Além disso, os sistemas de monitoramento de desempenho em tempo real tornam-se a pedra angular dessa parceria, garantindo uma avaliação contínua e transparente do progresso. A correção de curso em tempo hábil, a resolução colaborativa de problemas e os ajustes proativos tornam-se rotina, otimizando os resultados de forma contínua.
MC: Olhando para o futuro, que elementos específicos, na sua opinião, os futuros contratos devem abordar para facilitar uma gestão de risco eficaz e promover uma colaboração mais forte na construção? Além disso, que medidas práticas as empresas proprietárias podem tomar para se preparar para essa mudança para modelos colaborativos?
A indústria de engenharia e construção é historicamente conhecida por sua aderência aos métodos tradicionais de aquisição. Enfrentamos desafios críticos como a sustentabilidade e a necessidade de integrar tecnologias como o Building Information Modeling (BIM). Esses avanços, com o BIM levando ao poder transformador do digital twin, terão dificuldades para prosperar dentro dos contratos tradicionais e estruturas de compras defasadas.

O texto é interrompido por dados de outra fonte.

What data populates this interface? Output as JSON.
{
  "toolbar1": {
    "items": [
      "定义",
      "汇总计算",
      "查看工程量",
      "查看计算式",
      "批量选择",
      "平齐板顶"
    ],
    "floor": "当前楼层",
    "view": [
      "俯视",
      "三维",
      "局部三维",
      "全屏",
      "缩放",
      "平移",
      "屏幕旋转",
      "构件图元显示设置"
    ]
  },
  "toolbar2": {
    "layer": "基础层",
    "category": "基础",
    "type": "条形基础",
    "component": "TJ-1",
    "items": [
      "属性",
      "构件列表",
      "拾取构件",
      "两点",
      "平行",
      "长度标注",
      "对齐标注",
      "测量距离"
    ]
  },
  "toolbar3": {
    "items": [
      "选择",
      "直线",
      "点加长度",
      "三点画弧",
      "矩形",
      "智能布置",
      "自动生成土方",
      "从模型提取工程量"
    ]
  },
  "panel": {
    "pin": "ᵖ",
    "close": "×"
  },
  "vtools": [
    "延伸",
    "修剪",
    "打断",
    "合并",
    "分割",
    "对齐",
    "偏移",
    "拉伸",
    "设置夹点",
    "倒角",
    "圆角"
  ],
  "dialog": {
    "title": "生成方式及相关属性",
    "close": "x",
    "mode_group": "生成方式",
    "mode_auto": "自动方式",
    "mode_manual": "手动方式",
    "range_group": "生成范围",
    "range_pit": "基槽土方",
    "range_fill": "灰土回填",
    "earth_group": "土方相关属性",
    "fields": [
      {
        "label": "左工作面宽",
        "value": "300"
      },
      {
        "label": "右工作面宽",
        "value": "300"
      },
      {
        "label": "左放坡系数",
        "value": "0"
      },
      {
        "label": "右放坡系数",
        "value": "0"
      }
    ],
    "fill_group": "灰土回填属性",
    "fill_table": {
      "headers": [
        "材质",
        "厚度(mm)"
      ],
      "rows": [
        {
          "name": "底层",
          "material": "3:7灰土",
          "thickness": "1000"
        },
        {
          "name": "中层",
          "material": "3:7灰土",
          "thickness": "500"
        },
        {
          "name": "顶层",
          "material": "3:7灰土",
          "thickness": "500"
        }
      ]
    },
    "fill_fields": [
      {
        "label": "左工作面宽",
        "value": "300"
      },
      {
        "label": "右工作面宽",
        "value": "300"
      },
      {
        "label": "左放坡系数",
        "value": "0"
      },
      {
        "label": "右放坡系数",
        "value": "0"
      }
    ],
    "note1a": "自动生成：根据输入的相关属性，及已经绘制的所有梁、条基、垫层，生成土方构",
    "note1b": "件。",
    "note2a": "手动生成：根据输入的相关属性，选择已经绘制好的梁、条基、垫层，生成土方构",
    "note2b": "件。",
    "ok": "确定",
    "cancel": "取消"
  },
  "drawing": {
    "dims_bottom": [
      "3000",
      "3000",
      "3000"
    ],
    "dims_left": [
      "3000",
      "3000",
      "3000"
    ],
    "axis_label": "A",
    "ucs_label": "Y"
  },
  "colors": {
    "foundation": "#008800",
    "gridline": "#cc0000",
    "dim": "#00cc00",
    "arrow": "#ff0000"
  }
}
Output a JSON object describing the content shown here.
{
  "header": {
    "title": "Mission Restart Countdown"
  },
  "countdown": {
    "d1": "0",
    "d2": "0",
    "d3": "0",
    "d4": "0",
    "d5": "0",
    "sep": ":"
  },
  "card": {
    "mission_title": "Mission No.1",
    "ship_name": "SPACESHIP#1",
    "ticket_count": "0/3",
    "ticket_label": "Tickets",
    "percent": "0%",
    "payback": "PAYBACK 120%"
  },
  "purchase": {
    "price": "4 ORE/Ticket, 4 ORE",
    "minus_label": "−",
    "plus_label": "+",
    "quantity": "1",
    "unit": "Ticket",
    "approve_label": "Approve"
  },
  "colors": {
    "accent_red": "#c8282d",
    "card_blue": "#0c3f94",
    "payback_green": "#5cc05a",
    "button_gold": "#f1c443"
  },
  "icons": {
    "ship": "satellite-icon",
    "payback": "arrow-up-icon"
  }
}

Para se adaptar efetivamente aos acordos multipartes, os proprietários devem priorizar várias considerações importantes. Em primeiro lugar, construir a equipe certa é primordial. Em segundo lugar, abrace a inovação. Por fim, é importante lembrar que o custo não é a única métrica de sucesso. Embora alcançar a aderência ao orçamento seja crucial, o objetivo final deve ser um projeto que ofereça o melhor custo-benefício. Isso requer parcerias colaborativas, em que proprietários e empreiteiros trabalham juntos para liberar o potencial de tecnologias inovadoras e entregar projetos que não sejam apenas econômicos, mas também sustentáveis, eficientes e preparados para o futuro.
Essa é a essência da evolução do contrato colaborativo. Não se trata apenas de gerenciar riscos; é preciso desbloquear a inovação, a criação de valor e o sucesso compartilhado em nosso setor.